As mentioned earlier, it can rightfully be said that learning without doing is not learning at all. Learning is of little good if not acted upon. Second, when learning is acted upon, there is the potential for producing a wealth of knowledge and understanding. Learning by doing, or from doing, requires forethought as to what theories and hypotheses are being tested and rigorous controls. When actual outcomes meet the plans prior learning is validated. As the assumptions are becoming invalid, early warning is provided that a change of course is likely warranted. The detection and correction of mistakes builds learning. The learning from debriefing needs to be immediately incorporated into the decision makers, whether planning or doing, to be of value.

To lead in innovation, a business must develop its own theories of business. Theories abound about how to compete and provide unique value. Tested theories, with proven results are far fewer. Even tested theories requires constant retesting to detect when they are no longer valid. The half-life of a theory of business is decreasing as the business environment becomes more dynamic. A theory tested and proven valid by a competitor is often of very limited value since its time has past, it is tailored to that particular business organization, and the competitor's lead is hard to overcome.

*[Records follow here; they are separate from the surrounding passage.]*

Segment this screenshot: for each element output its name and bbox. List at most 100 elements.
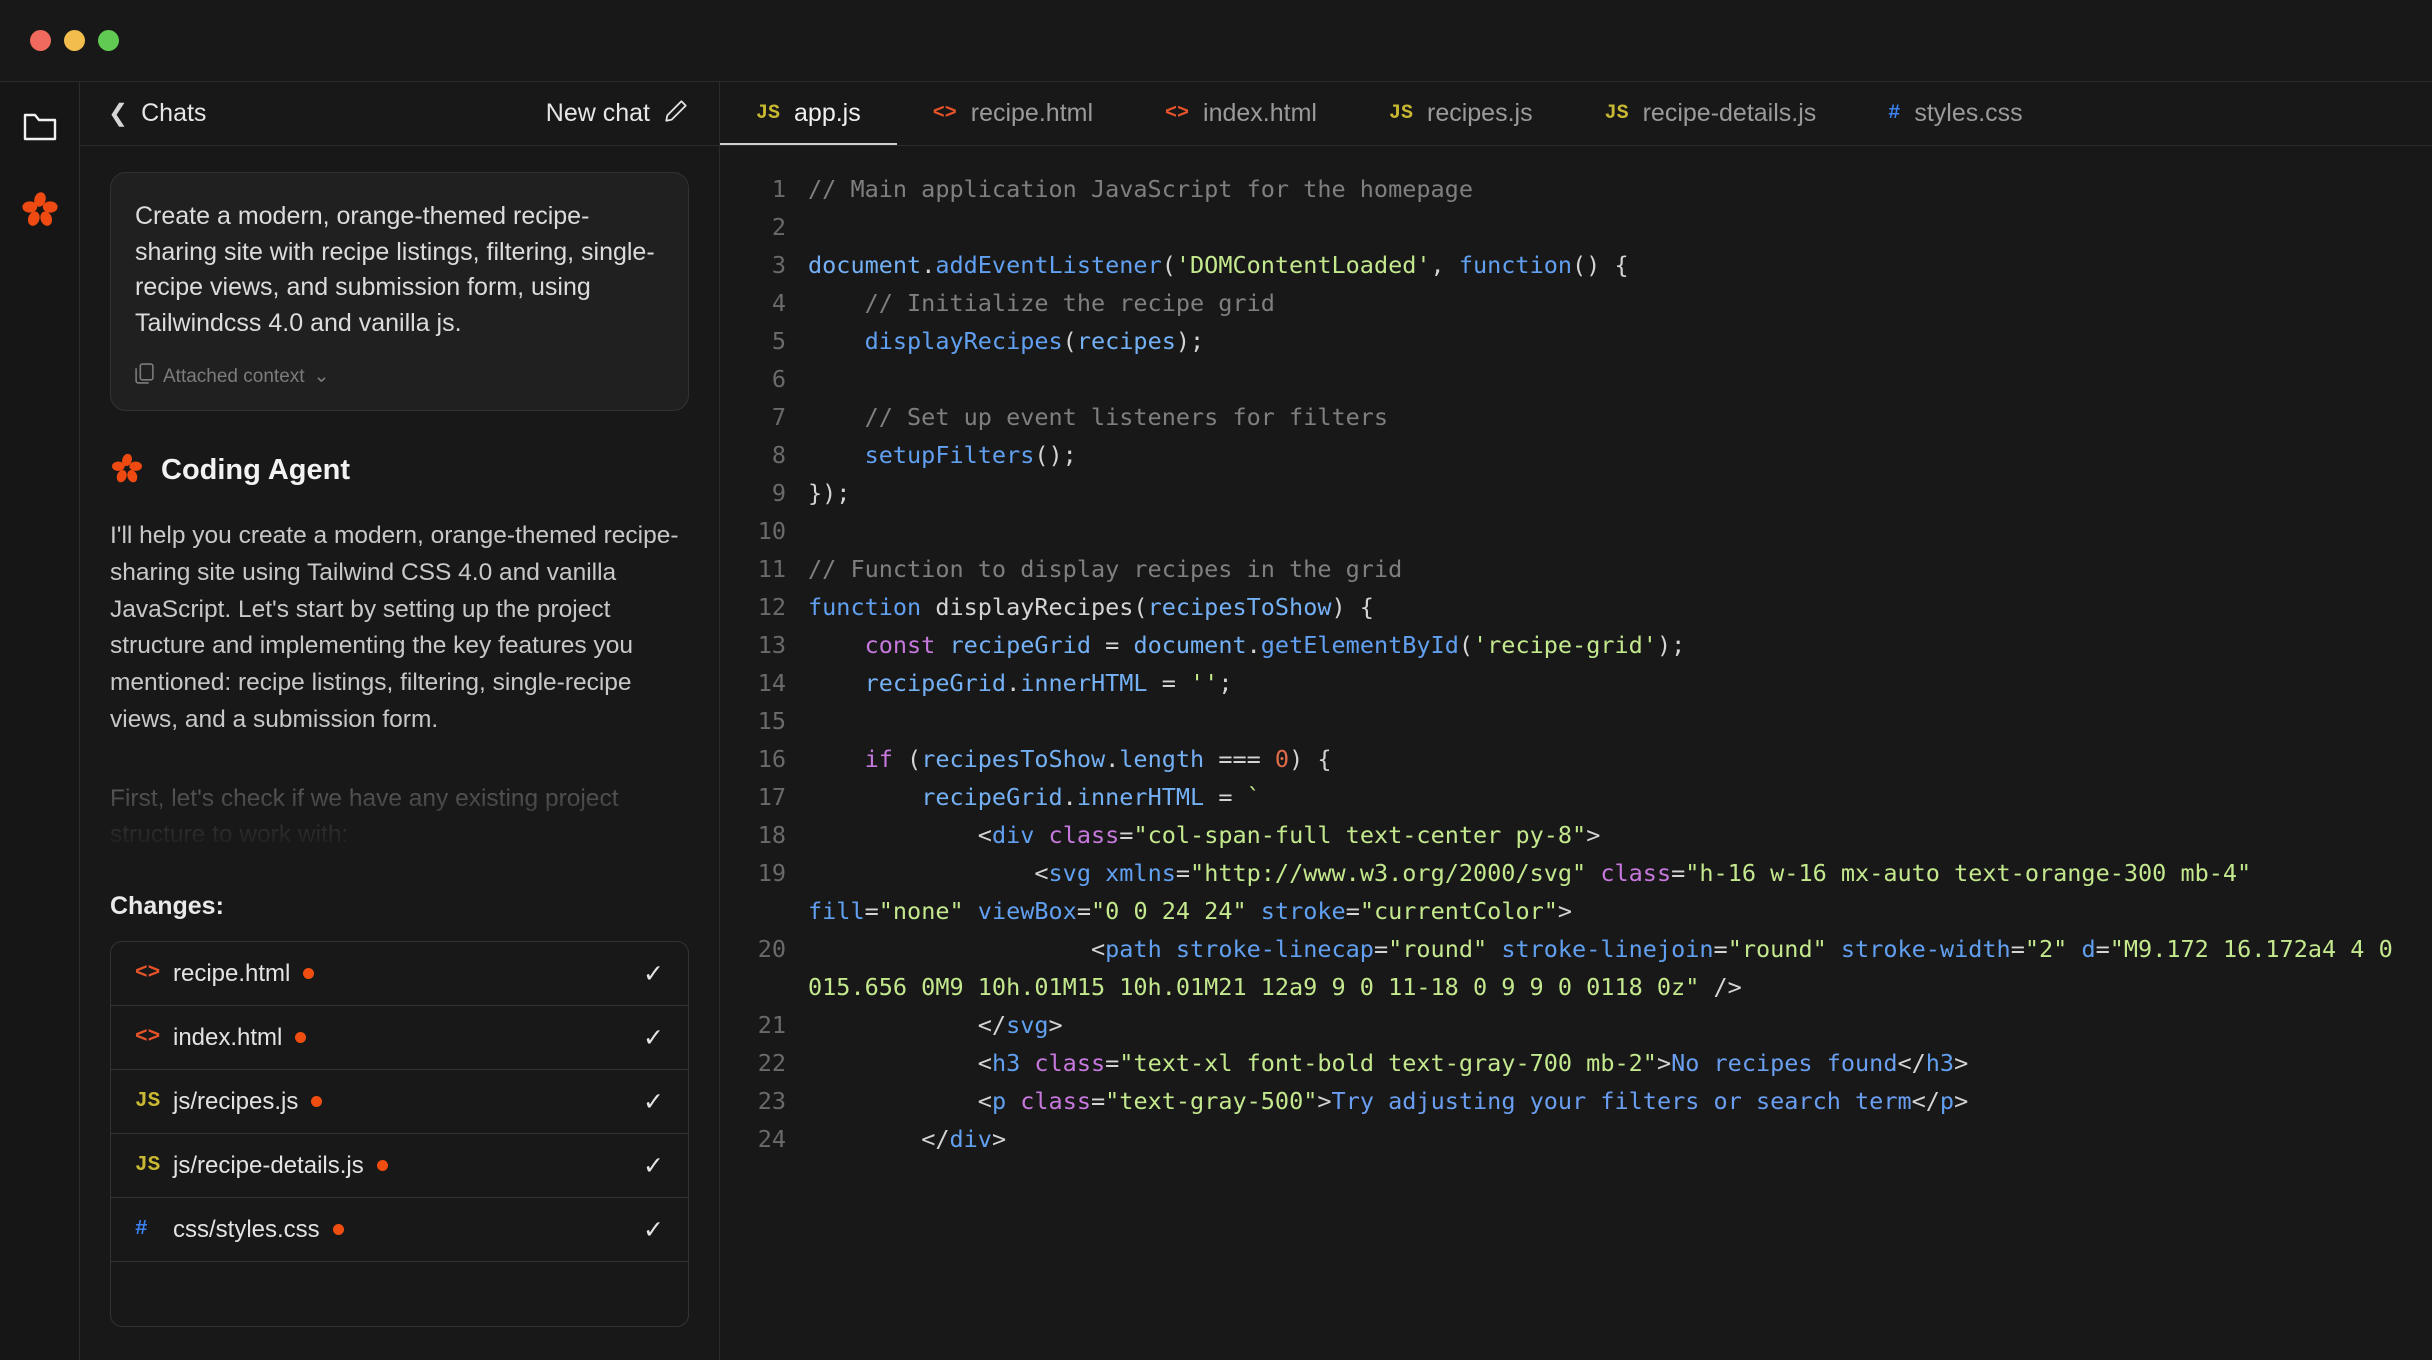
code-token: const xyxy=(864,631,936,659)
line-content[interactable] xyxy=(808,702,2432,740)
tab-recipes-js[interactable]: JS recipes.js xyxy=(1353,82,1569,145)
code-token: class xyxy=(1020,1087,1091,1115)
line-content[interactable]: displayRecipes(recipes); xyxy=(808,322,2432,360)
code-token: stroke-linecap xyxy=(1175,935,1374,963)
line-content[interactable]: </svg> xyxy=(808,1006,2432,1044)
line-content[interactable]: function displayRecipes(recipesToShow) { xyxy=(808,588,2432,626)
code-token: document xyxy=(808,251,922,279)
code-token: // Set up event listeners for filters xyxy=(808,403,1389,431)
line-number: 14 xyxy=(757,669,786,697)
line-content[interactable]: <p class="text-gray-500">Try adjusting y… xyxy=(808,1082,2432,1120)
code-token: < xyxy=(808,1087,992,1115)
check-icon[interactable]: ✓ xyxy=(643,959,664,989)
back-to-chats-button[interactable]: ❮ Chats xyxy=(108,99,206,128)
line-number: 16 xyxy=(757,745,786,773)
code-token: document xyxy=(1133,631,1247,659)
code-token: = xyxy=(1119,821,1134,849)
line-content[interactable]: </div> xyxy=(808,1120,2432,1158)
chat-scroll-area[interactable]: Create a modern, orange-themed recipe-sh… xyxy=(80,146,719,1360)
code-token: = xyxy=(2010,935,2025,963)
code-token: = xyxy=(1147,669,1191,697)
tab-recipe-details-js[interactable]: JS recipe-details.js xyxy=(1569,82,1853,145)
line-content[interactable]: // Main application JavaScript for the h… xyxy=(808,170,2432,208)
code-line: 11 // Function to display recipes in the … xyxy=(720,550,2432,588)
code-token: stroke xyxy=(1260,897,1346,925)
code-token: 'DOMContentLoaded' xyxy=(1175,251,1431,279)
code-token: "text-xl font-bold text-gray-700 mb-2" xyxy=(1119,1049,1657,1077)
code-token: recipeGrid xyxy=(921,783,1063,811)
check-icon[interactable]: ✓ xyxy=(643,1151,664,1181)
line-content[interactable]: document.addEventListener('DOMContentLoa… xyxy=(808,246,2432,284)
line-content[interactable]: <svg xmlns="http://www.w3.org/2000/svg" … xyxy=(808,854,2432,930)
folder-icon[interactable] xyxy=(17,104,63,150)
line-content[interactable]: <path stroke-linecap="round" stroke-line… xyxy=(808,930,2432,1006)
line-content[interactable]: recipeGrid.innerHTML = ''; xyxy=(808,664,2432,702)
tab-label: recipes.js xyxy=(1427,99,1533,127)
code-token: }); xyxy=(808,479,851,507)
pencil-icon xyxy=(663,98,689,129)
new-chat-button[interactable]: New chat xyxy=(546,98,689,129)
code-token: = xyxy=(1105,1049,1120,1077)
html-icon: <> xyxy=(135,1026,161,1049)
code-line: 10 xyxy=(720,512,2432,550)
code-token: class xyxy=(1034,1049,1106,1077)
line-content[interactable]: // Initialize the recipe grid xyxy=(808,284,2432,322)
code-token: = xyxy=(1345,897,1360,925)
line-content[interactable]: // Set up event listeners for filters xyxy=(808,398,2432,436)
check-icon[interactable]: ✓ xyxy=(643,1215,664,1245)
line-content[interactable]: setupFilters(); xyxy=(808,436,2432,474)
tab-app-js[interactable]: JS app.js xyxy=(720,82,897,145)
code-editor: JS app.js <> recipe.html <> index.html JS recip… xyxy=(720,82,2432,1360)
code-token: displayRecipes xyxy=(864,327,1063,355)
line-content[interactable]: <h3 class="text-xl font-bold text-gray-7… xyxy=(808,1044,2432,1082)
line-content[interactable] xyxy=(808,512,2432,550)
attached-context-toggle[interactable]: Attached context ⌄ xyxy=(135,363,664,390)
changes-heading: Changes: xyxy=(110,892,224,920)
agent-logo-icon[interactable] xyxy=(17,186,63,232)
code-token: = xyxy=(1204,783,1247,811)
line-content[interactable]: recipeGrid.innerHTML = ` xyxy=(808,778,2432,816)
check-icon[interactable]: ✓ xyxy=(643,1087,664,1117)
line-content[interactable] xyxy=(808,360,2432,398)
code-token: > xyxy=(1954,1087,1969,1115)
check-icon[interactable]: ✓ xyxy=(643,1023,664,1053)
code-token: svg xyxy=(1048,859,1091,887)
line-number: 21 xyxy=(757,1011,786,1039)
line-number: 19 xyxy=(757,859,786,887)
line-content[interactable]: const recipeGrid = document.getElementBy… xyxy=(808,626,2432,664)
code-token: displayRecipes xyxy=(935,593,1134,621)
code-token: < xyxy=(808,859,1049,887)
minimize-window-button[interactable] xyxy=(64,30,85,51)
tab-index-html[interactable]: <> index.html xyxy=(1129,82,1353,145)
changed-file-row[interactable]: JS js/recipes.js ✓ xyxy=(111,1070,688,1134)
code-token: path xyxy=(1105,935,1162,963)
line-content[interactable]: // Function to display recipes in the gr… xyxy=(808,550,2432,588)
changed-file-row[interactable]: <> index.html ✓ xyxy=(111,1006,688,1070)
tab-recipe-html[interactable]: <> recipe.html xyxy=(897,82,1129,145)
tab-styles-css[interactable]: # styles.css xyxy=(1852,82,2058,145)
code-token: > xyxy=(991,1125,1007,1153)
changed-file-row[interactable]: # css/styles.css ✓ xyxy=(111,1198,688,1262)
changed-file-name: js/recipes.js xyxy=(173,1087,299,1115)
line-number: 15 xyxy=(757,707,786,735)
code-line: 6 xyxy=(720,360,2432,398)
changed-file-row[interactable]: <> recipe.html ✓ xyxy=(111,942,688,1006)
changed-file-row[interactable]: JS js/recipe-details.js ✓ xyxy=(111,1134,688,1198)
line-content[interactable]: <div class="col-span-full text-center py… xyxy=(808,816,2432,854)
close-window-button[interactable] xyxy=(30,30,51,51)
line-content[interactable] xyxy=(808,208,2432,246)
app-window: ❮ Chats New chat Create a modern, orange… xyxy=(0,0,2432,1360)
maximize-window-button[interactable] xyxy=(98,30,119,51)
html-icon: <> xyxy=(932,102,957,125)
line-number: 5 xyxy=(771,327,786,355)
code-token: // Main application JavaScript for the h… xyxy=(808,175,1473,203)
line-content[interactable]: }); xyxy=(808,474,2432,512)
changed-file-row[interactable] xyxy=(111,1262,688,1326)
code-view[interactable]: 1 // Main application JavaScript for the … xyxy=(720,146,2432,1360)
agent-message: I'll help you create a modern, orange-th… xyxy=(110,518,689,854)
line-content[interactable]: if (recipesToShow.length === 0) { xyxy=(808,740,2432,778)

There is a synergy between learning, doing, and business development. The frequent the cycles of learning, the faster development occurs, and the lower the risk of false steps in the development efforts. Learning-to-learn better improves the learning process itself, further building the learning-doing momentum of the organization. More learning cycles and opportunities also allow for more participation, building stronger learning and development skills across the organization.